UNLV-Forscher nutzen 3D-Druck für hyperrealistische Seelöwen-Anatomiemodelle in der Veterinärmedizin

Bearbeitet von: Olga Samsonova

Forscher an der University of Nevada, Las Vegas (UNLV) transformieren die Ausbildung von Meeressäuger-Veterinärmedizinern durch den Einsatz fortschrittlicher additiver Fertigungstechnologien. Im Zentrum der Initiative steht die Entwicklung dreidimensional gedruckter Modelle des Beckenbereichs von Kalifornischen Seelöwen, die speziell für chirurgische Übungen konzipiert wurden. Diese synthetischen Repliken sind darauf ausgelegt, die spezifische Dichte, Flexibilität und die Blutfließeigenschaften von lebendem Gewebe akkurat nachzubilden, um eine realitätsnahe Trainingsumgebung zu schaffen.

Die UNLV in Las Vegas, Nevada, nutzt für dieses Projekt volumetrische Bildgebungsdaten, die aus detaillierten Computertomographie- (CT) und Magnetresonanztomographie- (MRT) Scans gewonnen wurden, um die komplexe Anatomie präzise zu reproduzieren. Diese Methodik erlaubt es angehenden Veterinärmedizinern, essenzielle Verfahren, wie Blutentnahmen, unter Bedingungen zu üben, die nahezu identisch mit denen lebender Tiere sind. Ein wesentlicher Bestandteil der Forschung ist die Integration von Prinzipien der Soft-Robotik, um die natürliche Kontraktionsfähigkeit und Widerstandsfähigkeit von Muskelstrukturen zu imitieren.

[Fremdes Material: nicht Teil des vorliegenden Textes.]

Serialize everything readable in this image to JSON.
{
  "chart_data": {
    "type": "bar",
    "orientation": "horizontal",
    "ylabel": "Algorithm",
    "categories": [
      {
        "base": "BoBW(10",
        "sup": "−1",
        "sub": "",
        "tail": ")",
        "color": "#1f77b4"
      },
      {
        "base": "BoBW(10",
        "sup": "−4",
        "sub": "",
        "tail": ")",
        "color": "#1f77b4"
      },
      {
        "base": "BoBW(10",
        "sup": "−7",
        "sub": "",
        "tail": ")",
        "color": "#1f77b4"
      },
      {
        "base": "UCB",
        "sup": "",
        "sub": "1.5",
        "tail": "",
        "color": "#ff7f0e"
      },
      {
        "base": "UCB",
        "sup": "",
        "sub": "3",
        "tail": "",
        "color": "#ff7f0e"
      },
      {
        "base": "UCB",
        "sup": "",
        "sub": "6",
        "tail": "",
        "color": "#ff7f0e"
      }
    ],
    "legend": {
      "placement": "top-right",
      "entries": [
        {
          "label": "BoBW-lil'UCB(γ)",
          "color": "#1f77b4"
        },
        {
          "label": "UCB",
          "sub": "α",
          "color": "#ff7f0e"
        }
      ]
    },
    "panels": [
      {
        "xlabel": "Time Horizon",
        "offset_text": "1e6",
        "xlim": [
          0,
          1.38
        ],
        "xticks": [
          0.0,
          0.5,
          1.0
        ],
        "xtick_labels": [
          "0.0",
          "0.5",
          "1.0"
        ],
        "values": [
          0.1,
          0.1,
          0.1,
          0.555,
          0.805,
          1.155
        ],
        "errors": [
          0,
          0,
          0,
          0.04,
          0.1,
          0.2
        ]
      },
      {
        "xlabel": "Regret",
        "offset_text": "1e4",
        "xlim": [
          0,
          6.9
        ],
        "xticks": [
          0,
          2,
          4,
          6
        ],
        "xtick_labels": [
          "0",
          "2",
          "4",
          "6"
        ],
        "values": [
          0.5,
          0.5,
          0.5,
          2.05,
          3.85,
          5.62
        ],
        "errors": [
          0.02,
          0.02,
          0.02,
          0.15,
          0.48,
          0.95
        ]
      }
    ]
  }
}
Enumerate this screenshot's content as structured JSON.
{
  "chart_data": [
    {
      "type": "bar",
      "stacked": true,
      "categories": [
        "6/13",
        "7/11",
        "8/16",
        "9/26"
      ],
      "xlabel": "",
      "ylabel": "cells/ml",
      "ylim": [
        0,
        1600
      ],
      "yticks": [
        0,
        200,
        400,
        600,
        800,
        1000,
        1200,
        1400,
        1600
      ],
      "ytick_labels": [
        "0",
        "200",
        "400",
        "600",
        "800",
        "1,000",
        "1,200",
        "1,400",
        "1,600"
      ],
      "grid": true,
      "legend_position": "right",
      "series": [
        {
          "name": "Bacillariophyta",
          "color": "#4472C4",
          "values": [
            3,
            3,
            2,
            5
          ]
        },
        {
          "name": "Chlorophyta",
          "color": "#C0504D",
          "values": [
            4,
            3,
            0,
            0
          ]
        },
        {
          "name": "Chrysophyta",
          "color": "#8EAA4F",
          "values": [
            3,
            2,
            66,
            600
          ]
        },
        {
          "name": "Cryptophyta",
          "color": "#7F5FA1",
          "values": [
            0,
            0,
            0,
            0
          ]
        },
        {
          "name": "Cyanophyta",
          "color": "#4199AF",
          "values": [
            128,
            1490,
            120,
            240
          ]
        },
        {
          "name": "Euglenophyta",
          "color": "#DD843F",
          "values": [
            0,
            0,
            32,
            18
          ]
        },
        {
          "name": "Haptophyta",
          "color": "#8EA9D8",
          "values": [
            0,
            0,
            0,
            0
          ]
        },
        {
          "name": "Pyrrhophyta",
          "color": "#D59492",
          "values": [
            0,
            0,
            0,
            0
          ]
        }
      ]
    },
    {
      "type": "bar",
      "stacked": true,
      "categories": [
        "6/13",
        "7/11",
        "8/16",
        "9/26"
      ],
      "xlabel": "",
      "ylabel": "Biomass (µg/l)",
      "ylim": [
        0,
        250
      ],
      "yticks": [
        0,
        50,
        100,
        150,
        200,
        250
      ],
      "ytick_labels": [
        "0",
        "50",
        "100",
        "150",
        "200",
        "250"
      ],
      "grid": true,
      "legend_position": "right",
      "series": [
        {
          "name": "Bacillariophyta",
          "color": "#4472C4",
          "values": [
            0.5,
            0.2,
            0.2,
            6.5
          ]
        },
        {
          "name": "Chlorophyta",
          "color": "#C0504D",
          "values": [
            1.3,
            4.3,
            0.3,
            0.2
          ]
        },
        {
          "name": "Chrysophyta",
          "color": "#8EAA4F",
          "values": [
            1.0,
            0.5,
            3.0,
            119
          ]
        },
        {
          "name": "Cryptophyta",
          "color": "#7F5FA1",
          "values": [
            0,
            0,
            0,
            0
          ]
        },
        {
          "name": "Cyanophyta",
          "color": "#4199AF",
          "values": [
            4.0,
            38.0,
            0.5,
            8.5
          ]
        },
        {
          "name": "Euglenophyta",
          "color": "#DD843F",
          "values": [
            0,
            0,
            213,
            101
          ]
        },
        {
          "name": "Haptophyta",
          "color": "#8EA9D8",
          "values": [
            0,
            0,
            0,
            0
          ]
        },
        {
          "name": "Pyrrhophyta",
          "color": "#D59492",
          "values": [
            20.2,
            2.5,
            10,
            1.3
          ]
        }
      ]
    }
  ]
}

Dieser technologische Fortschritt stellt eine ethische Neuerung dar, indem er eine praktikable und lehrreiche Alternative zum traditionellen Einsatz von Tierkadavern für medizinische Simulationsübungen bietet. Tierversuchsfreie Lehrmethoden, die auf modernen Simulatoren und Modellen basieren, werden zunehmend als wissenschaftlich fortschrittlicher betrachtet, da sie relevantere Lernergebnisse liefern, indem sie sich auf die artspezifische Anatomie konzentrieren. Die durch den 3D-Druck ermöglichte Personalisierung unterstützt zudem die individuelle Operationsplanung für spezifische Tiere, indem Chirurgen ein physisches Modell einer komplexen Pathologie zur Verfügung steht, was die räumliche Vorstellungskraft verbessert.

Die Nutzung von 3D-Modellen in der Veterinärmedizin ist ein wachsender Trend, der bereits zur Herstellung von Prothesen, wie einer Titanprothese für einen Hund oder einer Prothese für eine Ente, eingesetzt wurde. Diese Entwicklung markiert eine konvergente Schnittstelle zwischen biomedizinischen Innovationen, Robotik-Ingenieurwissenschaft und dem Erhalt von Wildtieren. Die Forschung der UNLV, die anatomische Daten aus bildgebenden Verfahren in taktile Trainingswerkzeuge überführt, schließt die Lücke zwischen theoretischem Wissen und praktischer chirurgischer Anwendung in der Tiermedizin.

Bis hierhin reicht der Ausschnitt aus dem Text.